Die scheidende Präsidentin der UN-Generalversammlung, Annalena Baerbock (45, Grüne), hat sich deutlich für eine Frau an der Spitze der Vereinten Nationen ausgesprochen. In einem Interview mit der „Süddeutschen Zeitung“ sagte sie: „Es ist Zeit für eine Frau.“ Sie reagierte damit auf die Tatsache, dass in den acht Jahrzehnten des Bestehens der UN neun Generalsekretäre amtierten – allesamt Männer.
Baerbocks Appell für Gleichberechtigung
„Die Hälfte der Menschheit sind Frauen und Mädchen. Wie möchte eine Institution, die acht Milliarden Menschen vertritt und seit 80 Jahren für Menschenrechte einsteht, erklären können, dass sie auch nach acht Jahrzehnten erneut keine Frau an ihrer Spitze finden kann?“, fragte Baerbock. Die frühere deutsche Außenministerin leitet als Präsidentin der Generalversammlung derzeit die Suche nach einem Nachfolger für den Portugiesen António Guterres (77), dessen Amtszeit im Dezember 2026 endet.
Bewerberfeld: Vier Frauen, zwei Männer
Nach Informationen aus UN-Kreisen bewerben sich derzeit vier Frauen und zwei Männer um das Amt. Baerbock betonte, dass nach den ungeschriebenen Rotationsregeln nun Lateinamerika an der Reihe sei. „Es gibt hervorragende Frauen aus dieser Region“, sagte sie. Eine eigene Kandidatur schloss Baerbock kategorisch aus. Auf die Frage, ob sie nicht selbst antreten wolle, antwortete sie: „Nein. Nach den ungeschriebenen Rotationsregeln ist Lateinamerika dran.“
Anfeindungen gegen Frauen in Führungspositionen
In dem Interview sprach Baerbock auch über die Anfeindungen, denen Frauen in Machtpositionen ausgesetzt seien. „Gut gelaunte Frauen in Machtpositionen sind für manche Männer weiterhin keine Selbstverständlichkeit, sondern offensichtlich der schlimmste Trigger. Wir sind aber mittlerweile zu viele. Und wir Frauen werden uns nicht dafür entschuldigen oder gar aufhören, selbstbewusst, erfolgreich und zugleich lebensfroh zu sein.“
Merkel als Vorbild
Auf die Frage, welche Frauen ihr den Weg für ihre politische Karriere geebnet hätten, nannte Baerbock die frühere Bundeskanzlerin Angela Merkel. „Ohne Angela Merkel als Kanzlerin wäre ich wahrscheinlich niemals erste weibliche Außenministerin geworden.“ Baerbock war von 2021 bis 2025 Außenministerin Deutschlands, bevor sie zur Präsidentin der UN-Generalversammlung gewählt wurde.
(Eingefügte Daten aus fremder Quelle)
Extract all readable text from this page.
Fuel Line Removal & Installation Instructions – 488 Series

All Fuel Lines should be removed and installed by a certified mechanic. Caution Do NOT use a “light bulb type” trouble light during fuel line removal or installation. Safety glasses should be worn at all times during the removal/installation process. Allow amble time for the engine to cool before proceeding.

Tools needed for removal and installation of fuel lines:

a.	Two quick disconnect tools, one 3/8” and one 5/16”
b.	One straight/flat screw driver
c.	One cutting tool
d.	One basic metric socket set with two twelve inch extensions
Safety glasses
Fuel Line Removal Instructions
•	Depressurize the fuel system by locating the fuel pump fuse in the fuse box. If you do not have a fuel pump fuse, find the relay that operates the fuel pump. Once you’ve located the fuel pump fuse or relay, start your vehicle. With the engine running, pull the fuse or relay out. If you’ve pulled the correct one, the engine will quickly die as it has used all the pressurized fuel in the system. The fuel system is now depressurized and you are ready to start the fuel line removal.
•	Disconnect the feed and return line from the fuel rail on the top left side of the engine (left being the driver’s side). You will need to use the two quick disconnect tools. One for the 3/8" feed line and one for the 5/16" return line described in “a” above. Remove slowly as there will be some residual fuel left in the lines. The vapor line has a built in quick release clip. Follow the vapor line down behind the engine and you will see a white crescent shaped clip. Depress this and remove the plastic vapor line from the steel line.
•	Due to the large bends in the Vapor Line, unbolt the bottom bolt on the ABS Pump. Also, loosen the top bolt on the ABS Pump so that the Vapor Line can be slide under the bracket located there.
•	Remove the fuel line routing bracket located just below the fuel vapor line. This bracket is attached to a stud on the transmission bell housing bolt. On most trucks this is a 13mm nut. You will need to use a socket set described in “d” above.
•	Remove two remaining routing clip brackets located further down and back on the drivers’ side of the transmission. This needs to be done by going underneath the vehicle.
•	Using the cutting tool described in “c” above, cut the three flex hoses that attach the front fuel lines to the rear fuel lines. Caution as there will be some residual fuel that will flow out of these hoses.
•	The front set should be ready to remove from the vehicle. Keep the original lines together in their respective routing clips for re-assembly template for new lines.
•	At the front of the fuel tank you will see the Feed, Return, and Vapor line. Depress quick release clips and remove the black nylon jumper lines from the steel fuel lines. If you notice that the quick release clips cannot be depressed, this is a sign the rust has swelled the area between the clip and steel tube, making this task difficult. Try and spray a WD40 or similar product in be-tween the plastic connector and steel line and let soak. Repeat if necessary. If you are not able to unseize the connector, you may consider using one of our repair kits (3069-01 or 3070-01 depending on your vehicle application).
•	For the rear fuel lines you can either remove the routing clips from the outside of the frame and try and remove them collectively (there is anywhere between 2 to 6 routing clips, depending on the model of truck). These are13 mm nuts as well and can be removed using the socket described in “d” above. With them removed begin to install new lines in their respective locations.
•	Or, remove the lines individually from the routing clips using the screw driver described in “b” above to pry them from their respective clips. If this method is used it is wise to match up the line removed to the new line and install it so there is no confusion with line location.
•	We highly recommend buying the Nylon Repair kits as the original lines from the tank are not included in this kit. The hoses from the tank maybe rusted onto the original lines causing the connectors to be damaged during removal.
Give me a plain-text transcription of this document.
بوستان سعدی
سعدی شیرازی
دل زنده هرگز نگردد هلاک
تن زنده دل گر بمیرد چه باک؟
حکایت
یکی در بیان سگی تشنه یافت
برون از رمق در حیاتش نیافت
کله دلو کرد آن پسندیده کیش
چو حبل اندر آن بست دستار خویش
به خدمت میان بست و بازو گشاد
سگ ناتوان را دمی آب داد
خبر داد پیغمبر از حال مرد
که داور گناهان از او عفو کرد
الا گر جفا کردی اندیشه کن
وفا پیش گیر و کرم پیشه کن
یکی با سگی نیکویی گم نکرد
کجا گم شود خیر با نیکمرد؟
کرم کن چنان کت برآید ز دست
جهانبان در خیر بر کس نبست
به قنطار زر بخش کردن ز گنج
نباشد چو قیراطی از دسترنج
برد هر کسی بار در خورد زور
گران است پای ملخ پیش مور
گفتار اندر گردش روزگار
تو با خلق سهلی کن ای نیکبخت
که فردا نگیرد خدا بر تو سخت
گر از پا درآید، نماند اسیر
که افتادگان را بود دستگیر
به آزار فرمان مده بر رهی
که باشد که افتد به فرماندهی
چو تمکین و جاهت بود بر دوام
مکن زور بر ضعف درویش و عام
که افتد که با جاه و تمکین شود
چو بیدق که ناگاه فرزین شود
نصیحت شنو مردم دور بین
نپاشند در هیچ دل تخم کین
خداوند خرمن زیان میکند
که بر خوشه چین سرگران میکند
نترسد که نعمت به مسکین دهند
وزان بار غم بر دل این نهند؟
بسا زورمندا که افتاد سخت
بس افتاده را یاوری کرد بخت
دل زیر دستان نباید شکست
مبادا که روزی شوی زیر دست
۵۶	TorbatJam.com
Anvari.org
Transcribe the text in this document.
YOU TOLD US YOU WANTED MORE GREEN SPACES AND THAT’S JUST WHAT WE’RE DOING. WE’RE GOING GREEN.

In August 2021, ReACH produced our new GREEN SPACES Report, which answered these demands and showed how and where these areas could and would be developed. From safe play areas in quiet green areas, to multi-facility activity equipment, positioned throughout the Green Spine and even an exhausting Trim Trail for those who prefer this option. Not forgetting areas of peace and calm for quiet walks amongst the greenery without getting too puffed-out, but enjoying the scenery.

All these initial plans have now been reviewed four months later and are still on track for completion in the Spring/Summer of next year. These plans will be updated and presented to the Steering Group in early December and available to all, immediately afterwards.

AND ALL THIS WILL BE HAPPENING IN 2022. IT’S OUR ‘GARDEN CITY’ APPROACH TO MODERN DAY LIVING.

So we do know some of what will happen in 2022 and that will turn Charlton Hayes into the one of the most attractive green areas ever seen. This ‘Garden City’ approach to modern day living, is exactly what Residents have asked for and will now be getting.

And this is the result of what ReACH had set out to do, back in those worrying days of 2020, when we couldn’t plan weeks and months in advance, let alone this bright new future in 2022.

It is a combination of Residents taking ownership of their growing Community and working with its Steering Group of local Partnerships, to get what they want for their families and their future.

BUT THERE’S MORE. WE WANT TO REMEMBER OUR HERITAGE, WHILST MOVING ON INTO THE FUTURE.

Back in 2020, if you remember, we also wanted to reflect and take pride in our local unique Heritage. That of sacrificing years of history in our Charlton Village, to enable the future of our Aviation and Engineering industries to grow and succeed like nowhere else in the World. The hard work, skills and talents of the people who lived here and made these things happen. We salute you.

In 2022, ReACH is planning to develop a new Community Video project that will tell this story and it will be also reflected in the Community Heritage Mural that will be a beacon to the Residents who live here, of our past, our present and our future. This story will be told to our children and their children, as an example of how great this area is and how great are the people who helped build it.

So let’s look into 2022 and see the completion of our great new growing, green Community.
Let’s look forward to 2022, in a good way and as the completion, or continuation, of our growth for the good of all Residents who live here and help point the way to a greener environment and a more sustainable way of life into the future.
Auswirkungen auf die UN-Wahl
Mit ihrer öffentlichen Positionierung erhöht Baerbock den Druck auf die Mitgliedstaaten, erstmals eine Frau zur Generalsekretärin zu wählen. Die Wahl soll voraussichtlich im Herbst 2026 stattfinden. Sollte tatsächlich eine Frau gewählt werden, wäre dies ein historischer Schritt für die Vereinten Nationen und ein Signal für die Gleichstellung der Geschlechter in internationalen Organisationen.